Figure 4 shows the relationship of number of nodes with respect to the cost (misclassification error) after tenfold cross-validation. The misclassification cost for both cross-validated and resubstitution errors decreased monotonically as the number of terminal nodes increased. The misclassification cost reached an optimal value at the point of 4 nodes. Figure 4 demonstrates the optimized CART. From the figure, we can see that after three steps, groups were separated. And each of the three parameters was used once, which means all three parameters were useful in discriminating different groups. From the CART, we can see that only the intensity of peak 1 and peak 8 was used as the criterion for decision. Through this analysis, we can see which parameters of spectroscopy have higher weights for classification. This may give us another method to decide which peaks are more important for differentiating samples.

Fig. 4
figure 4

Pruned CART (a) and relative error for different tree sizes (b) (C controls; R rectal cancer patients before operation; Raf rectal cancer patients after operation)

For the evaluation of the two algorithms, tenfold cross-validation was used on both PCA–LDA and CART. Table 3 summarizes the classification results of the two methods. The prediction accuracy, sensitivity and specificity vary from 90.9 to 95.5 %. CART performed better than PCA–LDA in our paper (with higher accuracy and sensitivity), indicating the effectiveness of our three parameters.

$${\text{Accuracy = }}\frac{\text{number of correctly identified cases}}{\text{total cases}} \times 100\;\%$$
Table 3 Diagnostic results for PCA–LDA and CART using tenfold cross-validation
$${\text{Sensitivity = }}\frac{\text{number of correctly identified cases as rectal cancer}}{\text{total cases of rectal cancer}} \times 100\;\%$$
$${\text{Specificity = }}\frac{\text{number of correctly identified cases as healthy}}{\text{total cases of healthy}} \times 100\;\%$$

4 Conclusion

In this study, serum taken from rectal cancer patients before and after operation was tested using surface-enhanced Raman spectroscopy and results have been compared with those of controls. Raman peaks assigned to nucleic acids, proteins and lipids were found to have significant differences between the three groups. Changes in the chemical components in serum are major factors in spectral changes, so the results indicate that corresponding component changes have occurred with the development of colon cancer.
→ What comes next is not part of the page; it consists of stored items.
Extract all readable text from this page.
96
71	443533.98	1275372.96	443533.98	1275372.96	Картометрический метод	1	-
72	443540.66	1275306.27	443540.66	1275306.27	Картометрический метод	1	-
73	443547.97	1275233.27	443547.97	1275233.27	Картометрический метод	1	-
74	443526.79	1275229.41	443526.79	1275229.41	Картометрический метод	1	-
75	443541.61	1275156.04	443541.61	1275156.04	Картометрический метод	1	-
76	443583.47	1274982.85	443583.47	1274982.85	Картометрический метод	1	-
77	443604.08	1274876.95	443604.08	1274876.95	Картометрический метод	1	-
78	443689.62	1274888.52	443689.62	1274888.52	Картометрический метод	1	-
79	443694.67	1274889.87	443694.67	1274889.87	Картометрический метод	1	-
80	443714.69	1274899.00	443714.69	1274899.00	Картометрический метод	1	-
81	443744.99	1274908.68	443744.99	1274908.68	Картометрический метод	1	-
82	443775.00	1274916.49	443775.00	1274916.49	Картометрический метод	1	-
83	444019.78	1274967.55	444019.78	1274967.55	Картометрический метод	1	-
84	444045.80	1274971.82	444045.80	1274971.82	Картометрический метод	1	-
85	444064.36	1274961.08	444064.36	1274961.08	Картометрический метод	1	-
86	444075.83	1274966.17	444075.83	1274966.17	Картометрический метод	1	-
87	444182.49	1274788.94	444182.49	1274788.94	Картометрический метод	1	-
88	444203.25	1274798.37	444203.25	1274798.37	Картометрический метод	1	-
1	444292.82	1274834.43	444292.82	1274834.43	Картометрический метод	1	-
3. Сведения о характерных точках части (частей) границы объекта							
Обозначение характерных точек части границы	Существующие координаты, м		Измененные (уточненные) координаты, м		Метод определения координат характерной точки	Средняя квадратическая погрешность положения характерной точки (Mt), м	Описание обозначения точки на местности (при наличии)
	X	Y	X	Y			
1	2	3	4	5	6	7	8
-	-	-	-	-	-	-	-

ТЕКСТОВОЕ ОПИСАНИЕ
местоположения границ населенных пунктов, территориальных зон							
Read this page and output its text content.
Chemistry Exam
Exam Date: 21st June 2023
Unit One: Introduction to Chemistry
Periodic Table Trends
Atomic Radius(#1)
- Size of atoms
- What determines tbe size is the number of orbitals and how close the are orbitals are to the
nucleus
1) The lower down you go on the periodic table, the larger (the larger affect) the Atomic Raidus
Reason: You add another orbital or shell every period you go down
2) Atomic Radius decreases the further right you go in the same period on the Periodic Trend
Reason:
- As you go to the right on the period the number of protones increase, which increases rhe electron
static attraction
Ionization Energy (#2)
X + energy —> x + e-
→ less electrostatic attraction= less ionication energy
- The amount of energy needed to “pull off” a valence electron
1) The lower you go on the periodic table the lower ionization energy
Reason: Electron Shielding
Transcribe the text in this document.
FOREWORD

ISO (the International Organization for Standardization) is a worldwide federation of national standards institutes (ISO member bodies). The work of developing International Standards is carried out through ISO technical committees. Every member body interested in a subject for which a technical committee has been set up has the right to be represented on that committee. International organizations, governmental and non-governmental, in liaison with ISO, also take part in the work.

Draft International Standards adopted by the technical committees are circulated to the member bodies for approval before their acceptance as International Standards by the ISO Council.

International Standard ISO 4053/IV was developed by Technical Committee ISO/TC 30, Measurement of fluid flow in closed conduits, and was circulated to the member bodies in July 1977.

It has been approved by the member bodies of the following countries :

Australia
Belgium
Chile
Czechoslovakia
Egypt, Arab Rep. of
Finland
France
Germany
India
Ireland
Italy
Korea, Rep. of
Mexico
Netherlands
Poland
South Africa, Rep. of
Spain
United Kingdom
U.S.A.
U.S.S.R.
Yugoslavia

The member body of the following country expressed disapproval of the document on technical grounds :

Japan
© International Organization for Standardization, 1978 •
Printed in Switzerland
The multivariate statistical techniques of PCA–LDA and parameter-CART were utilized to develop diagnostic algorithms for the classification. Diagnostic accuracies of 93.5 and 92.4 % and specificities of 95.5 and 90.9 % were achieved for PCA–LDA and parameter-CART, respectively. This paper is an exploratory study for using SERS spectra of serum for the diagnosis of rectal cancer, and the techniques discussed will hopefully be perfected in future research for clinical applications.